Дочь Петра Великого - [30]
– Это невозможно, – на полуслове резко прервала его Елизавета, – соправительница мне доверяет, и я ее доверия не обману.
– Соправительница всего лишь женщина, да к тому же еще слабовольная, легко раздражающаяся женщина, – настаивал маленький француз, – именно успех, которого вы вчера достигли у нее своими слезами, и делает ее опасной. Женщина, которая так легко позволяет себя переубедить, может однажды оказаться настроенной своими министрами и иностранными посланниками на совершенно другой лад и тогда подпишет приказ о вашем аресте, а уж коль скоро тот попадет Остерману в руки, вам уже нечего будет рассчитывать на пощаду.
– Вы опять все видите в чересчур черном цвете, – улыбнувшись, промолвила в ответ Елизавета.
В этот момент доверенная подруга вернулась с украшением.
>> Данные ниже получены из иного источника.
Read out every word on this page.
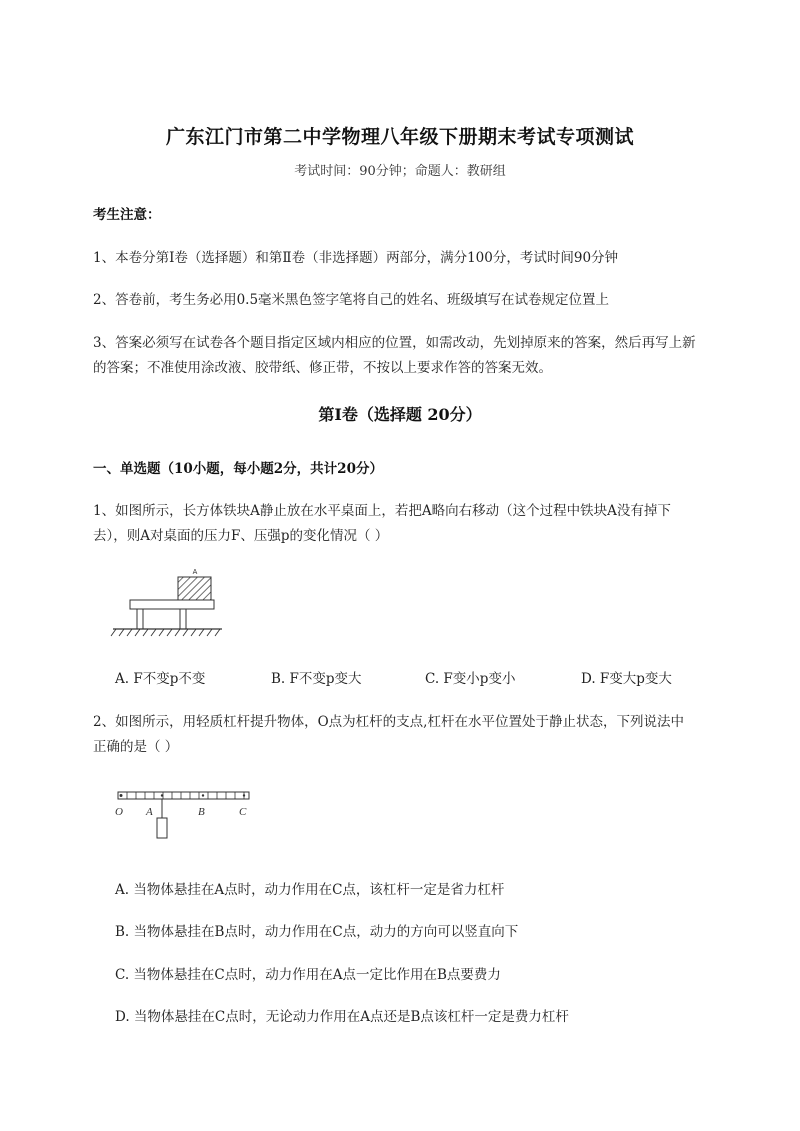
广东江门市第二中学物理八年级下册期末考试专项测试
考试时间：90分钟；命题人：教研组
考生注意：
1、本卷分第I卷（选择题）和第Ⅱ卷（非选择题）两部分，满分100分，考试时间90分钟
2、答卷前，考生务必用0.5毫米黑色签字笔将自己的姓名、班级填写在试卷规定位置上
3、答案必须写在试卷各个题目指定区域内相应的位置，如需改动，先划掉原来的答案，然后再写上新
的答案；不准使用涂改液、胶带纸、修正带，不按以上要求作答的答案无效。
第I卷（选择题 20分）
一、单选题（10小题，每小题2分，共计20分）
1、如图所示，长方体铁块A静止放在水平桌面上，若把A略向右移动（这个过程中铁块A没有掉下
去），则A对桌面的压力F、压强p的变化情况（ ）
A
A. F不变p不变	B. F不变p变大	C. F变小p变小	D. F变大p变大
2、如图所示，用轻质杠杆提升物体，O点为杠杆的支点,杠杆在水平位置处于静止状态，下列说法中
正确的是（ ）
O A	B	C
A. 当物体悬挂在A点时，动力作用在C点，该杠杆一定是省力杠杆
B. 当物体悬挂在B点时，动力作用在C点，动力的方向可以竖直向下
C. 当物体悬挂在C点时，动力作用在A点一定比作用在B点要费力
D. 当物体悬挂在C点时，无论动力作用在A点还是B点该杠杆一定是费力杠杆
Две нитки драгоценного черного жемчуга царевна надела на запястье своей лилейной руки и еще одну обвила вокруг шеи.
– А последнюю, – сказала она Куряковой, – давай укрепим в волосах, она придаст им завершающее великолепие. Но что-то мне не очень нравятся эти локоны, они сюда не подходят. Сделаем-ка мы, Катенька, другую прическу.
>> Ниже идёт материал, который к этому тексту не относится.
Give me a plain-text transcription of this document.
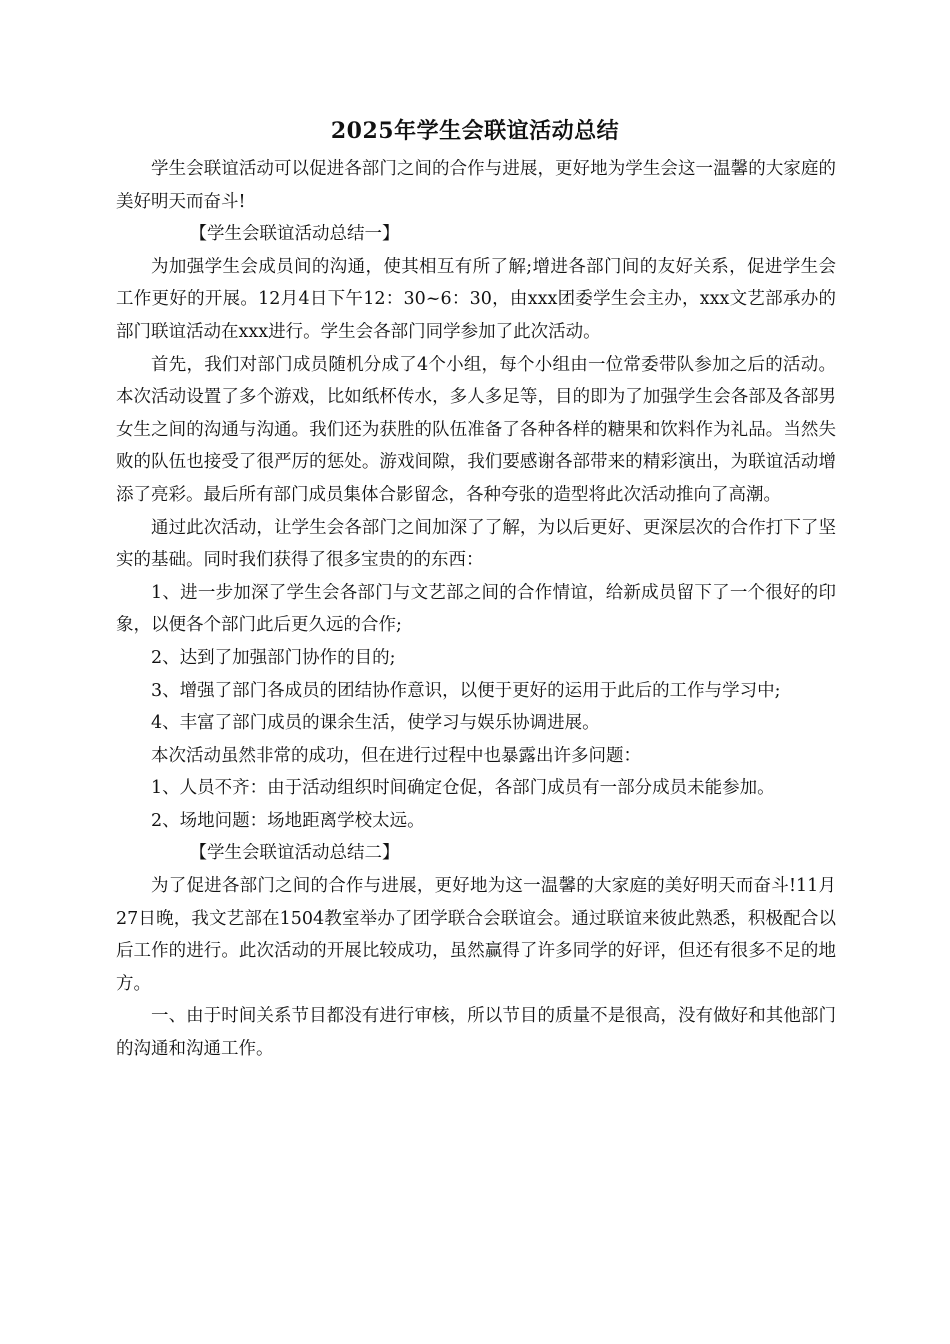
2025年学生会联谊活动总结

学生会联谊活动可以促进各部门之间的合作与进展，更好地为学生会这一温馨的大家庭的美好明天而奋斗!

【学生会联谊活动总结一】

为加强学生会成员间的沟通，使其相互有所了解;增进各部门间的友好关系，促进学生会工作更好的开展。12月4日下午12：30~6：30，由xxx团委学生会主办，xxx文艺部承办的部门联谊活动在xxx进行。学生会各部门同学参加了此次活动。

首先，我们对部门成员随机分成了4个小组，每个小组由一位常委带队参加之后的活动。本次活动设置了多个游戏，比如纸杯传水，多人多足等，目的即为了加强学生会各部及各部男女生之间的沟通与沟通。我们还为获胜的队伍准备了各种各样的糖果和饮料作为礼品。当然失败的队伍也接受了很严厉的惩处。游戏间隙，我们要感谢各部带来的精彩演出，为联谊活动增添了亮彩。最后所有部门成员集体合影留念，各种夸张的造型将此次活动推向了高潮。

通过此次活动，让学生会各部门之间加深了了解，为以后更好、更深层次的合作打下了坚实的基础。同时我们获得了很多宝贵的的东西：

1、进一步加深了学生会各部门与文艺部之间的合作情谊，给新成员留下了一个很好的印象，以便各个部门此后更久远的合作;

2、达到了加强部门协作的目的;

3、增强了部门各成员的团结协作意识，以便于更好的运用于此后的工作与学习中;

4、丰富了部门成员的课余生活，使学习与娱乐协调进展。

本次活动虽然非常的成功，但在进行过程中也暴露出许多问题：

1、人员不齐：由于活动组织时间确定仓促，各部门成员有一部分成员未能参加。

2、场地问题：场地距离学校太远。

【学生会联谊活动总结二】

为了促进各部门之间的合作与进展，更好地为这一温馨的大家庭的美好明天而奋斗!11月27日晚，我文艺部在1504教室举办了团学联合会联谊会。通过联谊来彼此熟悉，积极配合以后工作的进行。此次活动的开展比较成功，虽然赢得了许多同学的好评，但还有很多不足的地方。

一、由于时间关系节目都没有进行审核，所以节目的质量不是很高，没有做好和其他部门的沟通和沟通工作。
Великая княжна скинула утренний халат, совершенно новый еще шелк которого при этом громко зашуршал, набросила на плечи косметическую пелеринку и присела к туалетному столику. Придворная дама распустила мягкие волны ее волос и принялась по-новому их укладывать.
Лесток между тем уже был близок к тому, чтобы заявить легкомысленной женщине о своем уходе со службы, так возмутило его ее беспримерное равнодушие к судьбе своих друзей и к своей собственной, когда его внимание привлекла игральная карта, лежавшая рядом с пудреницей на туалетном столике; это был червонный туз. Он хорошо знал великую княжну и помнил, что увлекательная импровизация значит для нее все. Мгновенно приняв решение, он взял со стола эту карту и начал что-то рисовать на ней в свойственной ему развязно-карикатурной манере, которая уже создала ему множество врагов и, впрочем, такое же количество друзей.
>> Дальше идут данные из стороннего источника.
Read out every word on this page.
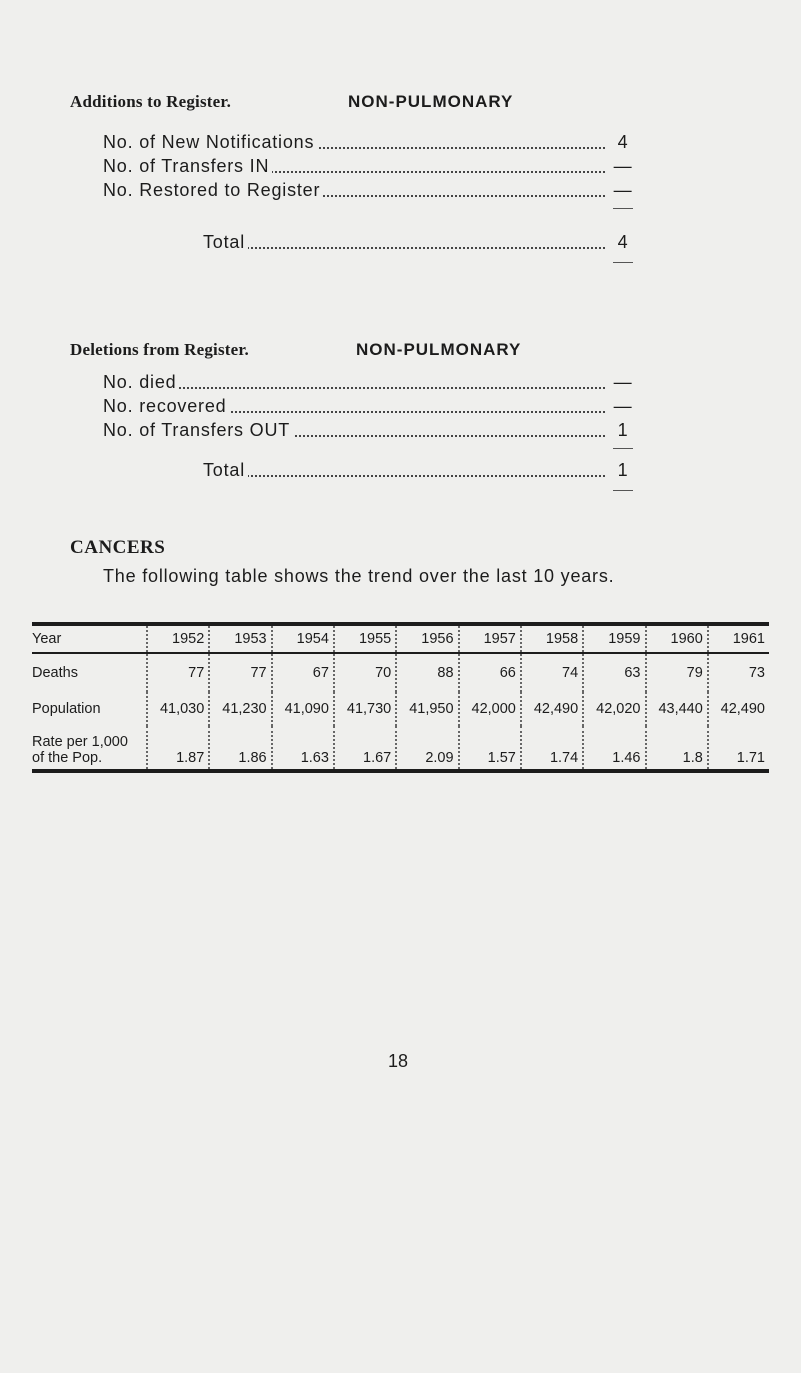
Additions to Register.	NON-PULMONARY
No. of New Notifications	4
No. of Transfers IN	—
No. Restored to Register	—
Total	4
Deletions from Register.	NON-PULMONARY
No. died	—
No. recovered	—
No. of Transfers OUT	1
Total	1
CANCERS
The following table shows the trend over the last 10 years.
Year	1952	1953	1954	1955	1956	1957	1958	1959	1960	1961
Deaths	77	77	67	70	88	66	74	63	79	73
Population	41,030	41,230	41,090	41,730	41,950	42,000	42,490	42,020	43,440	42,490

Rate per 1,000
of the Pop.	1.87	1.86	1.63	1.67	2.09	1.57	1.74	1.46	1.8	1.71
18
– Что вы делаете, Лесток? – поинтересовалась великая княжна, некоторое время наблюдавшая за его действиями.
– Я рисую назидательную картину для одного великовозрастного ребенка, – дерзко обронил в ответ маленький француз.
– Стало быть, для меня? – засмеялась Елизавета.
– Для вас.
Закончив, Лесток положил карту перед собой и с тонкой ироничной улыбкой поглядел на нее. На лицевой стороне ее можно было увидеть Елизавету в горностаевой мантии и с короной на голове, внизу был изображен сам Лесток с большой орденской звездой.
– Что это должно значить? – воскликнула принцесса.
– Теперь переверните ее, пожалуйста, – попросил Лесток.
На оборотной стороне карты Елизавета увидела свой портрет в одежде монахини и колесо. Она с недоумением посмотрела на Лестока.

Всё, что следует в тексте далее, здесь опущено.